Artist as Public Servant

In the face of climate change and energy challenges, what creative ways are you finding to forge healthy and durable lives and communities? Send submissions — five hundred words or fewer — to Orion, 187 Main Street, Great Barrington, MA 01230, or via {encode=”moa@orionsociety.org” title=”e-mail”}. Submissions become property of Orion.

As a working artist and craftsperson faced with the realities of the current socio- and ecosystemic breakdown, I struggled to come to terms with the idea of producing objects for an elite audience — objects that had no useful function in the lives of ordinary people. As a jeweler, potter, and glassblower, I was also concerned with the environmental impacts caused by the high-energy needs and the procurement of materials that are inherent to these disciplines. And, to top it all off, the marketing of my work aided and abetted the consumerist lifestyle that is so much the cause of our current troubles. In light of these concerns, I began to rethink my connection to both my work and my audience.

Though there are endless definitions of art and artists, my current working definition is that an artist is someone who observes the world around her and, through her work, reflects those observations to a specific audience. A successful artwork is one that somehow causes that audience to experience a shift in perception. With this understanding, I was able to modify my orientation from that of an artist creating objects for consumption to that of an artist working as a public servant to create experiences that change people’s ideas of what it means to be a community.

This redefinition allowed me to start doing work that bears little resemblance to the art-as-commodity-objects that I produced in my former life and is, in fact, not even recognizable as art in the traditional sense of the word. My two current projects are the development of a K–12 charter school that features a place-based curriculum, and something called the B Street Permaculture Project, a collaboration between Pacific University and multiple community partners that is centered around developing a strong local economy, improving community food security, and restoring ecosystems in the Forest Grove, Oregon, area. Both of these community-building entities act to connect elements that already existed separately so that they start to form a systemic, symbiotic, and synergistic whole.

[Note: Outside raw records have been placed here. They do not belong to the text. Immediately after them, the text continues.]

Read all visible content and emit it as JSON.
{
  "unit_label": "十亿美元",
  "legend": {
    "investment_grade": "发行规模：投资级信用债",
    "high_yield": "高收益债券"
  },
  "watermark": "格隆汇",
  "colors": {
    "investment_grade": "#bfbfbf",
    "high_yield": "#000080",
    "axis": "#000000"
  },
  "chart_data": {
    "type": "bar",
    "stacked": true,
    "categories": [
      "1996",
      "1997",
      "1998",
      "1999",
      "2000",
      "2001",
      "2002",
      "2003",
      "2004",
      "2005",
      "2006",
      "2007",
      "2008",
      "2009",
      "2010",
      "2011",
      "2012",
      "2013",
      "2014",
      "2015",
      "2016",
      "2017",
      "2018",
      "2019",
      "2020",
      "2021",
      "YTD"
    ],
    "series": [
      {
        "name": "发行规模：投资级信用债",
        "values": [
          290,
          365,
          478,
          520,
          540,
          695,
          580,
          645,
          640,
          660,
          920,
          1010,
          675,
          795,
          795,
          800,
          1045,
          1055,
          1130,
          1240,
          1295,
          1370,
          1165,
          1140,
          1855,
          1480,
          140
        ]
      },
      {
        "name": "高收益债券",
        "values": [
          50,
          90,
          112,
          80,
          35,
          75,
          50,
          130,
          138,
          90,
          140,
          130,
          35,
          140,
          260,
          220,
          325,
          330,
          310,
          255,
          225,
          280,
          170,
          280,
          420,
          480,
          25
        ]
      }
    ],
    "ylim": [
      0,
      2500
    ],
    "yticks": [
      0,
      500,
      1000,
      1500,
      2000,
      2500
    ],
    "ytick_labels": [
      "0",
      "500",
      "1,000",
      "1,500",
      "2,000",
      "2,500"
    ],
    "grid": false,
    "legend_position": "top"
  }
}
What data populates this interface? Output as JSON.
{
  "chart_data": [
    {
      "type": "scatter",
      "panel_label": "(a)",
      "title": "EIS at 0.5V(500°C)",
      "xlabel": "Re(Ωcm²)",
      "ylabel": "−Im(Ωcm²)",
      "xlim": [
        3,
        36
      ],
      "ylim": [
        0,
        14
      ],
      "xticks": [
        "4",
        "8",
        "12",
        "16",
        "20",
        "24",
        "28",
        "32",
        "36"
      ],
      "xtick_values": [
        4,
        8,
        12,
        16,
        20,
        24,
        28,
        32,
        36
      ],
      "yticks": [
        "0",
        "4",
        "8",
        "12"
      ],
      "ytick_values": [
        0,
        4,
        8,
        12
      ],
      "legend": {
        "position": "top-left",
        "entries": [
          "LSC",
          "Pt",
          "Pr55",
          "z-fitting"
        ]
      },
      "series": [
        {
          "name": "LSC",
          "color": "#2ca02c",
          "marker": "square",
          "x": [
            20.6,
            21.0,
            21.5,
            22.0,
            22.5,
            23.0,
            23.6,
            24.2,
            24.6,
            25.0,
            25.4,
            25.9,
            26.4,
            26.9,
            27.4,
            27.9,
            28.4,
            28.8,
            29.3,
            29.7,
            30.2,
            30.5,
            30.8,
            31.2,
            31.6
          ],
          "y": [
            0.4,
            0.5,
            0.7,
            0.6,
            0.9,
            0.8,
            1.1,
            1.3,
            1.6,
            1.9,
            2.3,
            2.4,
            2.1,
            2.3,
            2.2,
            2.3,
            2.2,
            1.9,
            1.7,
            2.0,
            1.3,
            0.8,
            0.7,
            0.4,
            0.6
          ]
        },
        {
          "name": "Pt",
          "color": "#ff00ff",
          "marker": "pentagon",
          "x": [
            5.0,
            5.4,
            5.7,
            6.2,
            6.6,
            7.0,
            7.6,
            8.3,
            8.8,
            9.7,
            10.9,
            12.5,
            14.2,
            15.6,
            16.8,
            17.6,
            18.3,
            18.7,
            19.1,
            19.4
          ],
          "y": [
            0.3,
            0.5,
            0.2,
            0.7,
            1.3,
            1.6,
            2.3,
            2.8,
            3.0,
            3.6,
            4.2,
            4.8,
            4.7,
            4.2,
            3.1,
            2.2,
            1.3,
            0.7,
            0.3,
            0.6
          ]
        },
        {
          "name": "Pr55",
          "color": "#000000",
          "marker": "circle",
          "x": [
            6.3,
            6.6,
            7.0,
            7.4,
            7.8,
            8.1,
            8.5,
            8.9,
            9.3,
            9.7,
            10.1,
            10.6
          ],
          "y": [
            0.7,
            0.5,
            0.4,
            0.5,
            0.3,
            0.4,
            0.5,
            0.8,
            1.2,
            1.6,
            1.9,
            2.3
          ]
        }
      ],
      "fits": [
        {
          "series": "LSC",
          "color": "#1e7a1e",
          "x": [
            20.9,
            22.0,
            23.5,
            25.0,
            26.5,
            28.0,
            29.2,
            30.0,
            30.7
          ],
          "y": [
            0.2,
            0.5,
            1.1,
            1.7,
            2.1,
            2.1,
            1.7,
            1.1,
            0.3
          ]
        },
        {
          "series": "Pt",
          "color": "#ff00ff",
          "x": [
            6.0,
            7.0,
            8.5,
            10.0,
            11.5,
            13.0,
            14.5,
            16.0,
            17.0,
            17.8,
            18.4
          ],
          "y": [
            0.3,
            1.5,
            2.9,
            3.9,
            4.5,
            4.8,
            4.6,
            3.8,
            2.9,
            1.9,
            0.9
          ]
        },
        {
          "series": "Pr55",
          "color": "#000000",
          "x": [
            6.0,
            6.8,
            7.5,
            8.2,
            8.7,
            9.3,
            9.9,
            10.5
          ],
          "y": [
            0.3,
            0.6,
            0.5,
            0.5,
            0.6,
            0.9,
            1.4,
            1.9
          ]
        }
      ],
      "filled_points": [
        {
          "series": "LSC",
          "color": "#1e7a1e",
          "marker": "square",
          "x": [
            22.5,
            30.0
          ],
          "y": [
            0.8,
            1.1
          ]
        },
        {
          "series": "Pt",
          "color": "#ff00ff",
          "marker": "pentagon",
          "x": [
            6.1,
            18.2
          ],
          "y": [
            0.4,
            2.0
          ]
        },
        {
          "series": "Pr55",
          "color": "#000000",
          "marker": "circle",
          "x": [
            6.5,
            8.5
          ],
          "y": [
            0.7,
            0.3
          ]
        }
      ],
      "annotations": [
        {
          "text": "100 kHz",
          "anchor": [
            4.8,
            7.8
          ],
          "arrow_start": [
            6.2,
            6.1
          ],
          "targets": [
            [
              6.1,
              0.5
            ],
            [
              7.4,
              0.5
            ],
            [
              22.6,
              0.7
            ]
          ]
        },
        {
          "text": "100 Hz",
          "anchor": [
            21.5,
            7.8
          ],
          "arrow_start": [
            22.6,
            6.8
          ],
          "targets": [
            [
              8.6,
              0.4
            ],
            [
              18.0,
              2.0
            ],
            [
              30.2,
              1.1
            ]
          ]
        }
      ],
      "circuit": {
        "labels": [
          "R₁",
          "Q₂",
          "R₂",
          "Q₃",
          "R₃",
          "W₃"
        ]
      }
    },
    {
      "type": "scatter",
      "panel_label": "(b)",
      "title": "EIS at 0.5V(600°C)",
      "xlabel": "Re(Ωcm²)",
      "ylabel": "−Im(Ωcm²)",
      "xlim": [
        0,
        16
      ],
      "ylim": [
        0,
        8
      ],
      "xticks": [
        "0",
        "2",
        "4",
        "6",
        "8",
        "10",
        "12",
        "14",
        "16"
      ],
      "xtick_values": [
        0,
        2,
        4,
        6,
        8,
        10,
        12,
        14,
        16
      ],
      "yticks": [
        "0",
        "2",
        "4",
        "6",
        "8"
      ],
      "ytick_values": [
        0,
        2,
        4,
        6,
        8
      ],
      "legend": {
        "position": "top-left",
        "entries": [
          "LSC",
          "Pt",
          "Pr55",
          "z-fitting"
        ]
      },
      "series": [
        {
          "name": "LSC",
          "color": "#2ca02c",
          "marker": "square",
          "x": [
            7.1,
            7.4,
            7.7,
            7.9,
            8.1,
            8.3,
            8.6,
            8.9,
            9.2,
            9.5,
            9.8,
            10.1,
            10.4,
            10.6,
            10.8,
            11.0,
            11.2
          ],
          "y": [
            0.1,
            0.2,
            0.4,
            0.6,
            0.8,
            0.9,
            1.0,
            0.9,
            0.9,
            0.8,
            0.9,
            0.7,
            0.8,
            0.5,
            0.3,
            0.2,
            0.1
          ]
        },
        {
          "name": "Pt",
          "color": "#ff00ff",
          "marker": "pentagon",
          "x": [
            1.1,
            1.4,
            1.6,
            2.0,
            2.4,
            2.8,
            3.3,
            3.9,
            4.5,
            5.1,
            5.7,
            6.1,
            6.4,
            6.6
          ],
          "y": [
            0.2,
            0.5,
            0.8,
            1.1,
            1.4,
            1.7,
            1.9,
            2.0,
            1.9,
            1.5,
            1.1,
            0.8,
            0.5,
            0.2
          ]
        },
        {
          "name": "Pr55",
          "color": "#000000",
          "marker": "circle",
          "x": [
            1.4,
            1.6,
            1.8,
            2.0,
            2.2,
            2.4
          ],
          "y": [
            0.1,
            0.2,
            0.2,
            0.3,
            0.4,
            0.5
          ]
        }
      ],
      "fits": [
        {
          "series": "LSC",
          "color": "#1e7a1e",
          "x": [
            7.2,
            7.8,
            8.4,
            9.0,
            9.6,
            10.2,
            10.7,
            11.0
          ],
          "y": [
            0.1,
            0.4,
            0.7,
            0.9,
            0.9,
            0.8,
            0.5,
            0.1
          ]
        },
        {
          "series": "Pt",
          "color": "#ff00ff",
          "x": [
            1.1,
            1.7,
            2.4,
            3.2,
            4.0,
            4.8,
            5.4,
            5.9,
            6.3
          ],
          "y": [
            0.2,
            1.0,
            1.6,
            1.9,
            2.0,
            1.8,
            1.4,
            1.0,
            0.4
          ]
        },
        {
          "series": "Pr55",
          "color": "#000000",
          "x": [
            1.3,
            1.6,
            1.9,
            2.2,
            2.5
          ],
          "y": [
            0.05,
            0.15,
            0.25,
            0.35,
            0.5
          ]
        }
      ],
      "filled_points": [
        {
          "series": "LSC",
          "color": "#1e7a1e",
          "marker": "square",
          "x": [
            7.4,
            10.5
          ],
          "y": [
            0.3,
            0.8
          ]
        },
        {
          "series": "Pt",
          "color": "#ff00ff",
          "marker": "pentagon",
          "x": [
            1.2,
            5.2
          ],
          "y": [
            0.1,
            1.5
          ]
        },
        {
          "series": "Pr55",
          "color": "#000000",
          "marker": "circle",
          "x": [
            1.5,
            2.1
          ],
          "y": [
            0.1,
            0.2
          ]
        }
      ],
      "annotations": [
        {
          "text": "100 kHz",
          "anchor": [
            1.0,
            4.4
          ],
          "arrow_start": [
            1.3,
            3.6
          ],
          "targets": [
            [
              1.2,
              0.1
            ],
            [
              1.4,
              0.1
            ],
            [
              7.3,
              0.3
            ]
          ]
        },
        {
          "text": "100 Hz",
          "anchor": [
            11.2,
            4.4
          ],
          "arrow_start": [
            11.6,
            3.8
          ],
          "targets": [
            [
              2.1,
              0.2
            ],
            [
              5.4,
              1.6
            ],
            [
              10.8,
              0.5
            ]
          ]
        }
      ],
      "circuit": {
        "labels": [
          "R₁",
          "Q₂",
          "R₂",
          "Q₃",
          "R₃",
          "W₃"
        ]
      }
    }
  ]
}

In my role as an artist, I am the generator of these projects; I can visualize the thing in my mind before it exists in the real world and, through my words and energy, help others to understand and get excited about the potential in what I see. If I am successful, my work will precipitate a decision on the part of my audience to lend their own skills and energy to the effort. Each of us brings our own contribution that, in combination with the others, causes something to happen that would have been impossible if we had all worked at it separately. To me, this is exactly like what happens in a painting where blue is blue and red is red but, when placed in a certain relationship to each other, they can form a meaning different from blue and red. This transformation of understanding has given my work a greater relevance to myself, my family, and my community than I ever thought possible.